I ricercatori hanno allora analizzato l’attività cerebrale precedente l’atto di pressione del bottone, mediante decodificatori di patterns. Questo tipo di analisi può rilevare patterns specifici di attività (signature patterns) che sono associati a particolari decisioni.

Tali patterns di attività sono stati riscontrati nell’area 10 di Brodmann e nella corteccia parietale (precuneo/corteccia cingolata posteriore), aree che si ritengono implicate in funzioni esecutive e nell’elaborazione del sé. I patterns predicevano con elevata accuratezza quale bottone sarebbe stato premuto.

I patterns, espressione di quella attività automatica di cui si diceva all’inizio di questa nota, apparivano fino a 7 secondi prima che i volontari consciamente scegliessero l’atto da compiere.

La metodica di fMRI misura una risposta emodinamica, dipendente dal livello di sangue-ossigeno, che segue di circa 3 secondi l’attivazione elettrochimica dei neuroni, perciò sommando questo tempo di latenza ai 7 secondi risultati dal neuroimaging, si può stimare che, approssimativamente, l’attività delle due aree codifica le decisioni fino a 10 secondi prima che queste entrino nella coscienza.

Nelle aree corticali, definite in anatomia descrittiva area motoria supplementare e pre-supplementare, si registravano patterns approssimativamente 5 secondi prima che una decisione entrasse nella coscienza, con una precisione tale da consentire di prevedere i tempi di esecuzione.

Presi insieme questi dati sembrano indicare che diverse aree del cervello sono implicate nella formazione della decisione di compiere un movimento e nella scelta del momento in cui eseguirlo.

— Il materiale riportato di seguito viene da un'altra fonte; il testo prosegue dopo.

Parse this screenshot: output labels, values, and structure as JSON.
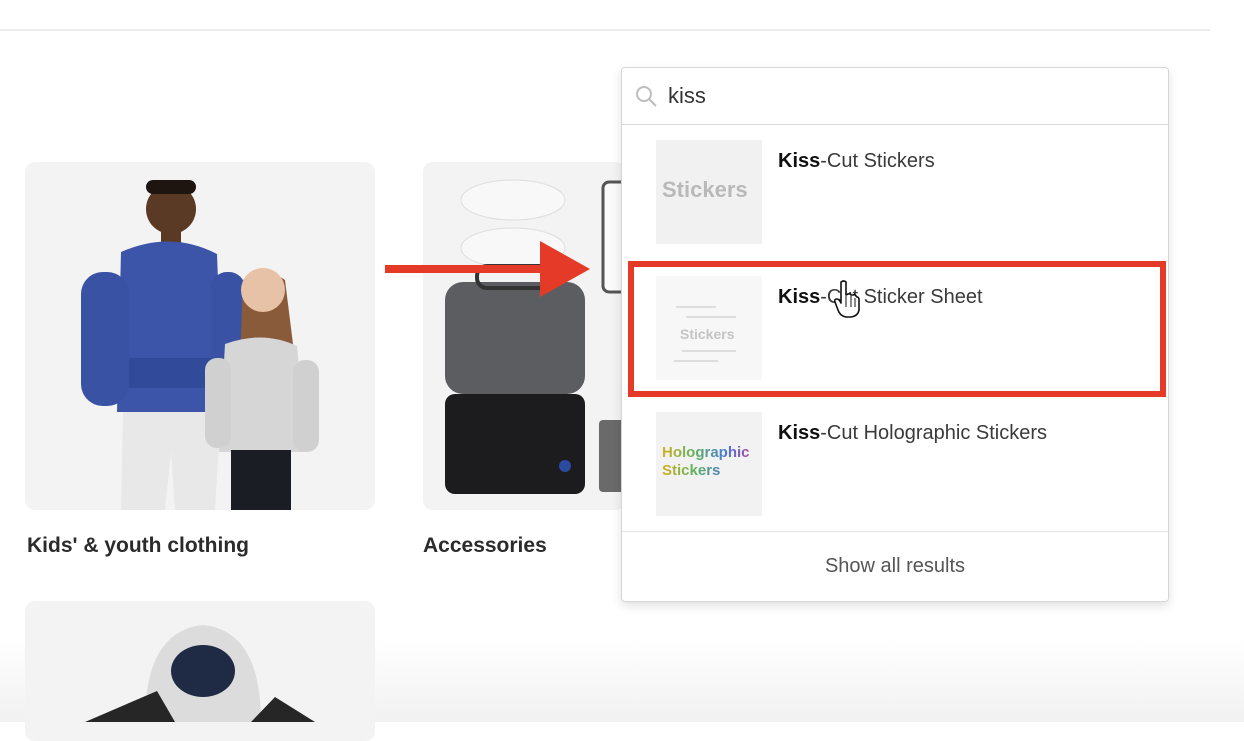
{
  "categories": [
    {
      "label": "Kids' & youth clothing"
    },
    {
      "label": "Accessories"
    }
  ],
  "search": {
    "query": "kiss",
    "results": [
      {
        "bold": "Kiss",
        "rest": "-Cut Stickers",
        "thumb_text": "Stickers"
      },
      {
        "bold": "Kiss",
        "rest": "-Cut Sticker Sheet",
        "thumb_text": "Stickers"
      },
      {
        "bold": "Kiss",
        "rest": "-Cut Holographic Stickers",
        "thumb_text": "Holographic Stickers"
      }
    ],
    "show_all_label": "Show all results"
  },
  "annotation": {
    "color": "#e53a28"
  }
}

Sicuramente i dati emersi da questo studio sono molto interessanti, ma a nostro avviso vanno interpretati nella cornice teorica delle indagini sulla struttura neurofunzionale dei processi decisionali, e non facilmente estrapolati in contesti tanto diversi quanto quelli delle filosofie della mente che studiano le decisioni nelle grandi scelte dell’esperienza umana in termini di volontà e libertà individuale. Tali decisioni implicano consolidati contenuti di memoria esplicita del soggetto (concezioni, valori culturali, mentalità, ecc.) in grado di influenzare le decisioni sulla base di condizioni di fondo, pre-esistenti a stimoli del momento come quelli che inducono la scelta di un atto motorio. Per questo non ci sentiamo di condividere l’impostazione di chi, come Leonie Welberg, sostiene che uno studio come questo metterebbe in crisi la nozione di libero arbitrio[3].

 

L’autrice della nota ringrazia la dottoressa Floriani per la correzione della bozza.

 

Nicole Cardon

BM&L-Giugno 2008

www.brainmindlife.org

 

 

 

 



[1] Nel 1983 scoprirono il readiness potential, ma gli studi erano cominciati nel 1967. Sulla scorta di questi studi, nel 1989, Pfurtscheller e Berghold stabilirono che due secondi prima di eseguire un movimento è già stato deciso il lato del corpo in cui questo avrà luogo.

[2] Una review su questo argomento è stata pubblicata due anni or sono: Haynes J. D. & Rees G., Decoding mental states from brain activity in humans. Nature Reviews Neuroscience 7, 523-534, 2006.

[3] Leonie Welberg, Free Will? Nature Reviews Neuroscience 9, 410, 2008.